The "Boycott Jiffy Lube Live Tailgating Policy" page started by Chris Gellner has drawn more than 6,100 "likes" on the social media site. The effort comes after owners of the pavilion announced a tailgating ban along with a "no tolerance" alcohol policy.
Since 2009, four people have died in drunk driving crashes after leaving the venue. But Gellner says banning alcohol outside the amphitheater isn't going to solve the problem.
"I don't know where they're talking about being safe," he says. "Alcohol's still going to happen inside, and people are still going to drive home drunk."
The Facebook page and accompanying boycott asks patrons to forgo buying beer or any alcoholic drinks inside Jiffy Lube Live.
Gellner also says tailgating isn't just about drinking: He met his girlfriend in the venue's parking lot last year.
"They've got 6,000 customers right now telling them what they should want to hear, and that's, 'Tailgating is a big part'" of the concert experience, Gellner says.
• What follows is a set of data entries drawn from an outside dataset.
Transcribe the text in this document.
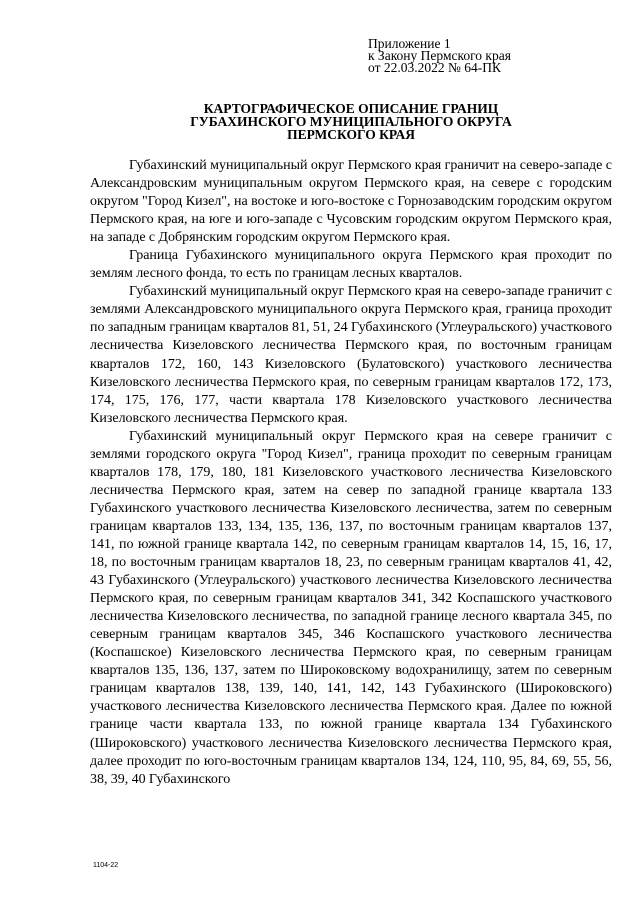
Приложение 1
к Закону Пермского края
от 22.03.2022 № 64-ПК
КАРТОГРАФИЧЕСКОЕ ОПИСАНИЕ ГРАНИЦ
ГУБАХИНСКОГО МУНИЦИПАЛЬНОГО ОКРУГА
ПЕРМСКОГО КРАЯ

Губахинский муниципальный округ Пермского края граничит на северо-западе с Александровским муниципальным округом Пермского края, на севере с городским округом "Город Кизел", на востоке и юго-востоке с Горнозаводским городским округом Пермского края, на юге и юго-западе с Чусовским городским округом Пермского края, на западе с Добрянским городским округом Пермского края.

Граница Губахинского муниципального округа Пермского края проходит по землям лесного фонда, то есть по границам лесных кварталов.

Губахинский муниципальный округ Пермского края на северо-западе граничит с землями Александровского муниципального округа Пермского края, граница проходит по западным границам кварталов 81, 51, 24 Губахинского (Углеуральского) участкового лесничества Кизеловского лесничества Пермского края, по восточным границам кварталов 172, 160, 143 Кизеловского (Булатовского) участкового лесничества Кизеловского лесничества Пермского края, по северным границам кварталов 172, 173, 174, 175, 176, 177, части квартала 178 Кизеловского участкового лесничества Кизеловского лесничества Пермского края.

Губахинский муниципальный округ Пермского края на севере граничит с землями городского округа "Город Кизел", граница проходит по северным границам кварталов 178, 179, 180, 181 Кизеловского участкового лесничества Кизеловского лесничества Пермского края, затем на север по западной границе квартала 133 Губахинского участкового лесничества Кизеловского лесничества, затем по северным границам кварталов 133, 134, 135, 136, 137, по восточным границам кварталов 137, 141, по южной границе квартала 142, по северным границам кварталов 14, 15, 16, 17, 18, по восточным границам кварталов 18, 23, по северным границам кварталов 41, 42, 43 Губахинского (Углеуральского) участкового лесничества Кизеловского лесничества Пермского края, по северным границам кварталов 341, 342 Коспашского участкового лесничества Кизеловского лесничества, по западной границе лесного квартала 345, по северным границам кварталов 345, 346 Коспашского участкового лесничества (Коспашское) Кизеловского лесничества Пермского края, по северным границам кварталов 135, 136, 137, затем по Широковскому водохранилищу, затем по северным границам кварталов 138, 139, 140, 141, 142, 143 Губахинского (Широковского) участкового лесничества Кизеловского лесничества Пермского края. Далее по южной границе части квартала 133, по южной границе квартала 134 Губахинского (Широковского) участкового лесничества Кизеловского лесничества Пермского края, далее проходит по юго-восточным границам кварталов 134, 124, 110, 95, 84, 69, 55, 56, 38, 39, 40 Губахинского

1104-22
Jeremiah Xenakis, a spokesman for Live Nation -- the company that owns and operates Jiffy Lube Live -- says the ban follows a review of operations and input from the community and law enforcement.
He also notes that state law prohibits drinking in public and public intoxication.
"The policy is in place for the safety and courtesy of all of our guests," Xenakis says an an email to WTOP. "We are committed to promoting a fun, friendly and safe environment for our fans to enjoy the shows at Jiffy Lube Live while also observing everyone's obligation to comply with the public drinking laws."
Xenakis says there are no plans to change or eliminate the new ban, but that Live Nation understands "how upset fans are about the policy change."
"We especially appreciate some of the alternative ideas fans are proposing and we will continue to discuss solutions that make sure fans continue to have a fun and safe concert experience at our venue," he says.
Enforcing the ban will be up to staff at the pavilion, who will ask anyone violating the rules to stop or leave. Prince William County Police Maj. Steve Hudson says police will be there if they are needed.
"If they won't desist in what they are doing, and they continue to refuse, police will be brought in and they could be charged with trespassing," he says.
Police Chief Charlie Deane says in the past they have warned people, made arrests and set up drunk driving checkpoints, but nothing seemed to work. Deane says he is glad the owners of the pavilion made the decision.
Country singer Jason Aldean's sold-out show on Saturday will be the first to take place under the new ban. Those coming to the concert also will not be allowed to set up pop-up tents or portable grills in parking lot before the show.